Ryan «desplegó niveles de adulación tan altos y peliculeros que daba vergüenza ver cómo lo agasajaba», según uno de los asistentes sénior del presidente, y así consiguió retrasar su ejecución. Mientras Bannon abogaba por Meadows, que era mucho menos flexible que Ryan, Trump tuvo dudas, y al final decidió que no solo no apoyaría la destitución de Ryan, sino que lo haría su hombre, su socio. Trump acabó respaldando con entusiasmo el programa de Ryan, en lugar de a la inversa, claro ejemplo de los efectos extraños e impredecibles que la química personal era capaz de ejercer en Trump, o de lo fácil que era vender al vendedor.

«No nos habíamos planteado que el presidente pudiera darle carta blanca —reflexionó Katie Walsh—. El presidente y Paul pasaron de tener una relación espantosa durante la campaña a mantener, después, tal romance que el presidente estaba dispuesto a aceptar cualquier cosa que propusiera.»

A Bannon no acababa de sorprenderle que Trump hubiera cambiado de parecer, pues sabía lo fácil que era embaucar a un embaucador. También era consciente de que el acercamiento de Ryan era una muestra de que el presidente había hecho una valoración de su situación actual. No se trataba solo de que Ryan estuviera dispuesto a ceder ante Trump, sino también de que Trump estaba dispuesto a ceder ante sus propios miedos sobre lo poco que sabía de ser presidente. Si podían contar con que Ryan se ocupase de manejar el Congreso, algo habían ganado.

 

 

A Trump no le interesaba el objetivo principal de los republicanos: derogar el Obamacare. Era un hombre de setenta años con sobrepeso y varias fobias físicas (por ejemplo, mentía sobre su altura para que su índice de masa corporal no indicase obesidad), y consideraba la sanidad y los tratamientos médicos un tema de conversación de mal gusto. Para él, los particulares de la legislación a impugnar eran demasiado aburridos, y se distraía en cuanto empezaba cualquier discusión sobre esa política. Apenas podía enumerar algunos puntos de Obamacare —poco más que expresar su regocijo ante la promesa ridícula de Obama de que todos podrían seguir con los mismos doctores—, y tampoco era capaz de establecer diferencias positivas ni negativas entre el sistema sanitario antes y después de la aprobación del Obamacare.

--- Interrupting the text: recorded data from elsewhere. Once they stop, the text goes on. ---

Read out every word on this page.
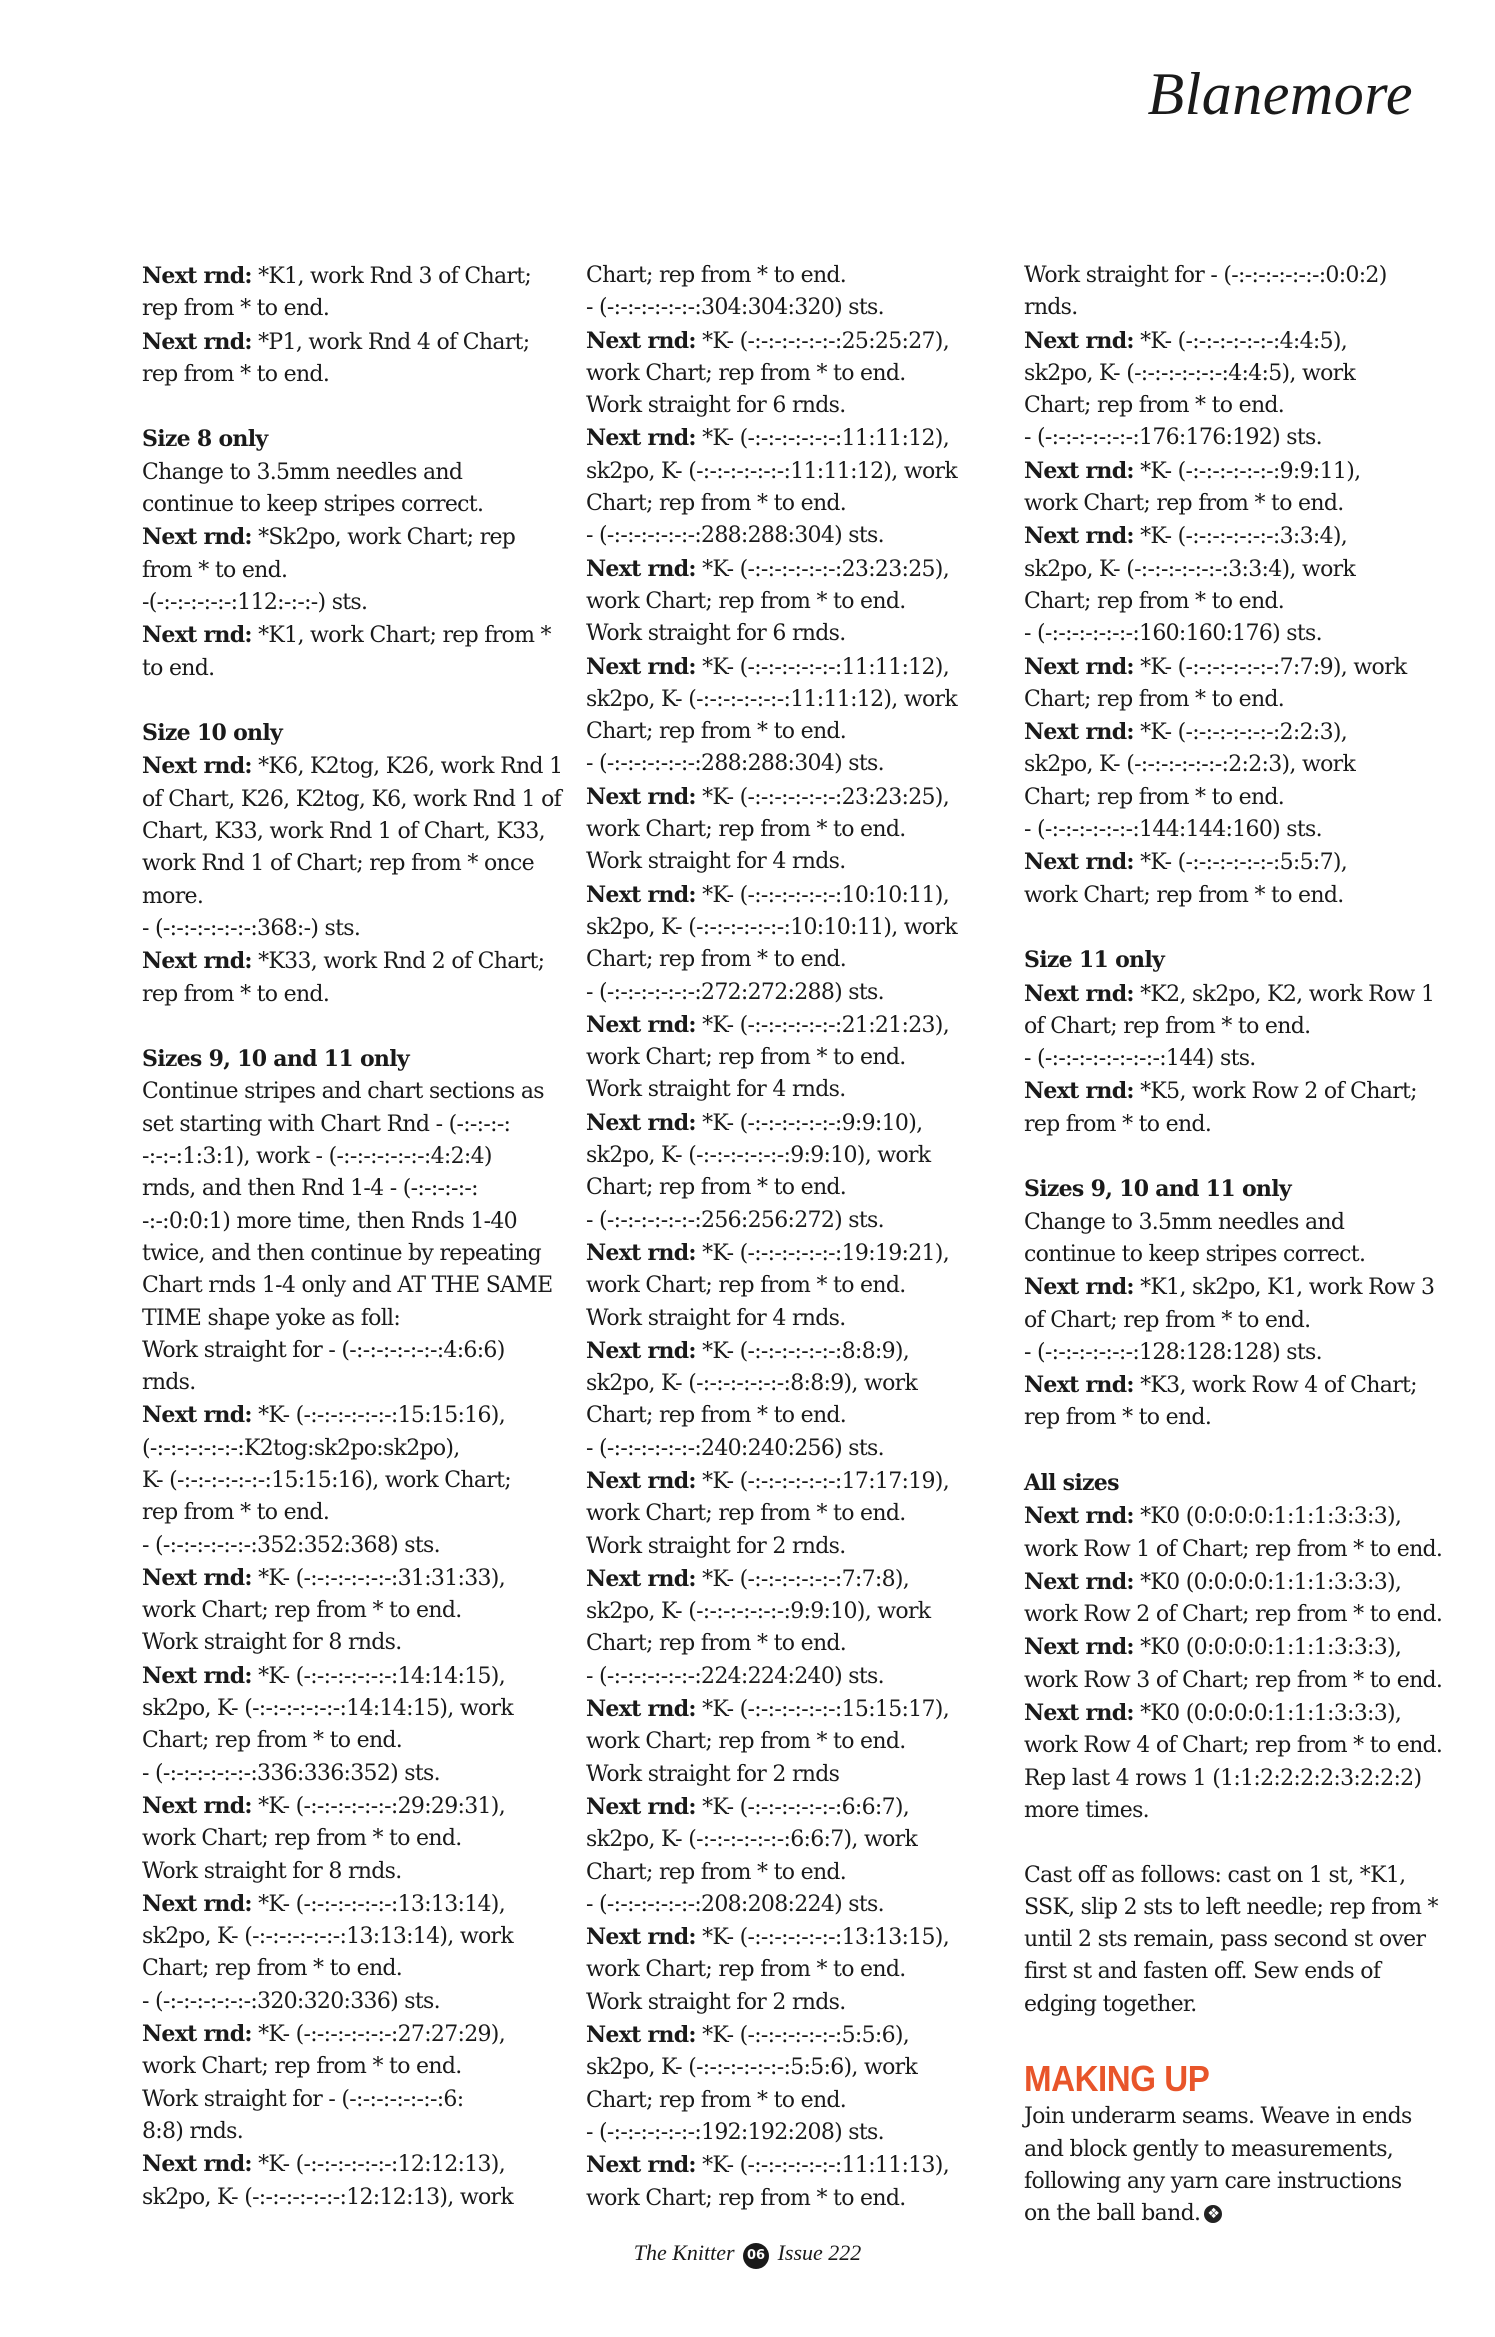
Blanemore
Next rnd: *K1, work Rnd 3 of Chart;
rep from * to end.
Next rnd: *P1, work Rnd 4 of Chart;
rep from * to end.
Size 8 only
Change to 3.5mm needles and
continue to keep stripes correct.
Next rnd: *Sk2po, work Chart; rep
from * to end.
-(-:-:-:-:-:-:112:-:-:-) sts.
Next rnd: *K1, work Chart; rep from *
to end.
Size 10 only
Next rnd: *K6, K2tog, K26, work Rnd 1
of Chart, K26, K2tog, K6, work Rnd 1 of
Chart, K33, work Rnd 1 of Chart, K33,
work Rnd 1 of Chart; rep from * once
more.
- (-:-:-:-:-:-:-:368:-) sts.
Next rnd: *K33, work Rnd 2 of Chart;
rep from * to end.
Sizes 9, 10 and 11 only
Continue stripes and chart sections as
set starting with Chart Rnd - (-:-:-:-:
-:-:-:1:3:1), work - (-:-:-:-:-:-:-:4:2:4)
rnds, and then Rnd 1-4 - (-:-:-:-:-:
-:-:0:0:1) more time, then Rnds 1-40
twice, and then continue by repeating
Chart rnds 1-4 only and AT THE SAME
TIME shape yoke as foll:
Work straight for - (-:-:-:-:-:-:-:4:6:6)
rnds.
Next rnd: *K- (-:-:-:-:-:-:-:15:15:16),
(-:-:-:-:-:-:-:K2tog:sk2po:sk2po),
K- (-:-:-:-:-:-:-:15:15:16), work Chart;
rep from * to end.
- (-:-:-:-:-:-:-:352:352:368) sts.
Next rnd: *K- (-:-:-:-:-:-:-:31:31:33),
work Chart; rep from * to end.
Work straight for 8 rnds.
Next rnd: *K- (-:-:-:-:-:-:-:14:14:15),
sk2po, K- (-:-:-:-:-:-:-:14:14:15), work
Chart; rep from * to end.
- (-:-:-:-:-:-:-:336:336:352) sts.
Next rnd: *K- (-:-:-:-:-:-:-:29:29:31),
work Chart; rep from * to end.
Work straight for 8 rnds.
Next rnd: *K- (-:-:-:-:-:-:-:13:13:14),
sk2po, K- (-:-:-:-:-:-:-:13:13:14), work
Chart; rep from * to end.
- (-:-:-:-:-:-:-:320:320:336) sts.
Next rnd: *K- (-:-:-:-:-:-:-:27:27:29),
work Chart; rep from * to end.
Work straight for - (-:-:-:-:-:-:-:6:
8:8) rnds.
Next rnd: *K- (-:-:-:-:-:-:-:12:12:13),
sk2po, K- (-:-:-:-:-:-:-:12:12:13), work
Chart; rep from * to end.
- (-:-:-:-:-:-:-:304:304:320) sts.
Next rnd: *K- (-:-:-:-:-:-:-:25:25:27),
work Chart; rep from * to end.
Work straight for 6 rnds.
Next rnd: *K- (-:-:-:-:-:-:-:11:11:12),
sk2po, K- (-:-:-:-:-:-:-:11:11:12), work
Chart; rep from * to end.
- (-:-:-:-:-:-:-:288:288:304) sts.
Next rnd: *K- (-:-:-:-:-:-:-:23:23:25),
work Chart; rep from * to end.
Work straight for 6 rnds.
Next rnd: *K- (-:-:-:-:-:-:-:11:11:12),
sk2po, K- (-:-:-:-:-:-:-:11:11:12), work
Chart; rep from * to end.
- (-:-:-:-:-:-:-:288:288:304) sts.
Next rnd: *K- (-:-:-:-:-:-:-:23:23:25),
work Chart; rep from * to end.
Work straight for 4 rnds.
Next rnd: *K- (-:-:-:-:-:-:-:10:10:11),
sk2po, K- (-:-:-:-:-:-:-:10:10:11), work
Chart; rep from * to end.
- (-:-:-:-:-:-:-:272:272:288) sts.
Next rnd: *K- (-:-:-:-:-:-:-:21:21:23),
work Chart; rep from * to end.
Work straight for 4 rnds.
Next rnd: *K- (-:-:-:-:-:-:-:9:9:10),
sk2po, K- (-:-:-:-:-:-:-:9:9:10), work
Chart; rep from * to end.
- (-:-:-:-:-:-:-:256:256:272) sts.
Next rnd: *K- (-:-:-:-:-:-:-:19:19:21),
work Chart; rep from * to end.
Work straight for 4 rnds.
Next rnd: *K- (-:-:-:-:-:-:-:8:8:9),
sk2po, K- (-:-:-:-:-:-:-:8:8:9), work
Chart; rep from * to end.
- (-:-:-:-:-:-:-:240:240:256) sts.
Next rnd: *K- (-:-:-:-:-:-:-:17:17:19),
work Chart; rep from * to end.
Work straight for 2 rnds.
Next rnd: *K- (-:-:-:-:-:-:-:7:7:8),
sk2po, K- (-:-:-:-:-:-:-:9:9:10), work
Chart; rep from * to end.
- (-:-:-:-:-:-:-:224:224:240) sts.
Next rnd: *K- (-:-:-:-:-:-:-:15:15:17),
work Chart; rep from * to end.
Work straight for 2 rnds
Next rnd: *K- (-:-:-:-:-:-:-:6:6:7),
sk2po, K- (-:-:-:-:-:-:-:6:6:7), work
Chart; rep from * to end.
- (-:-:-:-:-:-:-:208:208:224) sts.
Next rnd: *K- (-:-:-:-:-:-:-:13:13:15),
work Chart; rep from * to end.
Work straight for 2 rnds.
Next rnd: *K- (-:-:-:-:-:-:-:5:5:6),
sk2po, K- (-:-:-:-:-:-:-:5:5:6), work
Chart; rep from * to end.
- (-:-:-:-:-:-:-:192:192:208) sts.
Next rnd: *K- (-:-:-:-:-:-:-:11:11:13),
work Chart; rep from * to end.
Work straight for - (-:-:-:-:-:-:-:0:0:2)
rnds.
Next rnd: *K- (-:-:-:-:-:-:-:4:4:5),
sk2po, K- (-:-:-:-:-:-:-:4:4:5), work
Chart; rep from * to end.
- (-:-:-:-:-:-:-:176:176:192) sts.
Next rnd: *K- (-:-:-:-:-:-:-:9:9:11),
work Chart; rep from * to end.
Next rnd: *K- (-:-:-:-:-:-:-:3:3:4),
sk2po, K- (-:-:-:-:-:-:-:3:3:4), work
Chart; rep from * to end.
- (-:-:-:-:-:-:-:160:160:176) sts.
Next rnd: *K- (-:-:-:-:-:-:-:7:7:9), work
Chart; rep from * to end.
Next rnd: *K- (-:-:-:-:-:-:-:2:2:3),
sk2po, K- (-:-:-:-:-:-:-:2:2:3), work
Chart; rep from * to end.
- (-:-:-:-:-:-:-:144:144:160) sts.
Next rnd: *K- (-:-:-:-:-:-:-:5:5:7),
work Chart; rep from * to end.
Size 11 only
Next rnd: *K2, sk2po, K2, work Row 1
of Chart; rep from * to end.
- (-:-:-:-:-:-:-:-:-:144) sts.
Next rnd: *K5, work Row 2 of Chart;
rep from * to end.
Sizes 9, 10 and 11 only
Change to 3.5mm needles and
continue to keep stripes correct.
Next rnd: *K1, sk2po, K1, work Row 3
of Chart; rep from * to end.
- (-:-:-:-:-:-:-:128:128:128) sts.
Next rnd: *K3, work Row 4 of Chart;
rep from * to end.
All sizes
Next rnd: *K0 (0:0:0:0:1:1:1:3:3:3),
work Row 1 of Chart; rep from * to end.
Next rnd: *K0 (0:0:0:0:1:1:1:3:3:3),
work Row 2 of Chart; rep from * to end.
Next rnd: *K0 (0:0:0:0:1:1:1:3:3:3),
work Row 3 of Chart; rep from * to end.
Next rnd: *K0 (0:0:0:0:1:1:1:3:3:3),
work Row 4 of Chart; rep from * to end.
Rep last 4 rows 1 (1:1:2:2:2:2:3:2:2:2)
more times.
Cast off as follows: cast on 1 st, *K1,
SSK, slip 2 sts to left needle; rep from *
until 2 sts remain, pass second st over
first st and fasten off. Sew ends of
edging together.
MAKING UP
Join underarm seams. Weave in ends
and block gently to measurements,
following any yarn care instructions
on the ball band. ❖
The Knitter 06 Issue 222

Es muy posible que antes de conseguir la presidencia no hubiera mantenido ni una sola conversación significativa sobre seguros médicos. «En todo el país, incluso en todo el mundo, nadie ha prestado menos atención a los seguros médicos que Donald», dijo Roger Ailes. En una entrevista con Trump llevada a cabo durante la campaña, le preguntaron por la importancia de la derogación y la reforma del Obamacare. El candidato se mostró, como mínimo, muy inseguro sobre el papel que ese asunto ocupaba en su programa: «Es un tema importante, pero hay muchos temas importantes. Podría estar entre los diez más importantes. Seguramente lo está. Pero hay mucha competencia y es difícil estar seguro. Podría ser el número doce. O el número quince. Pero seguro que está entre los veinte más importantes».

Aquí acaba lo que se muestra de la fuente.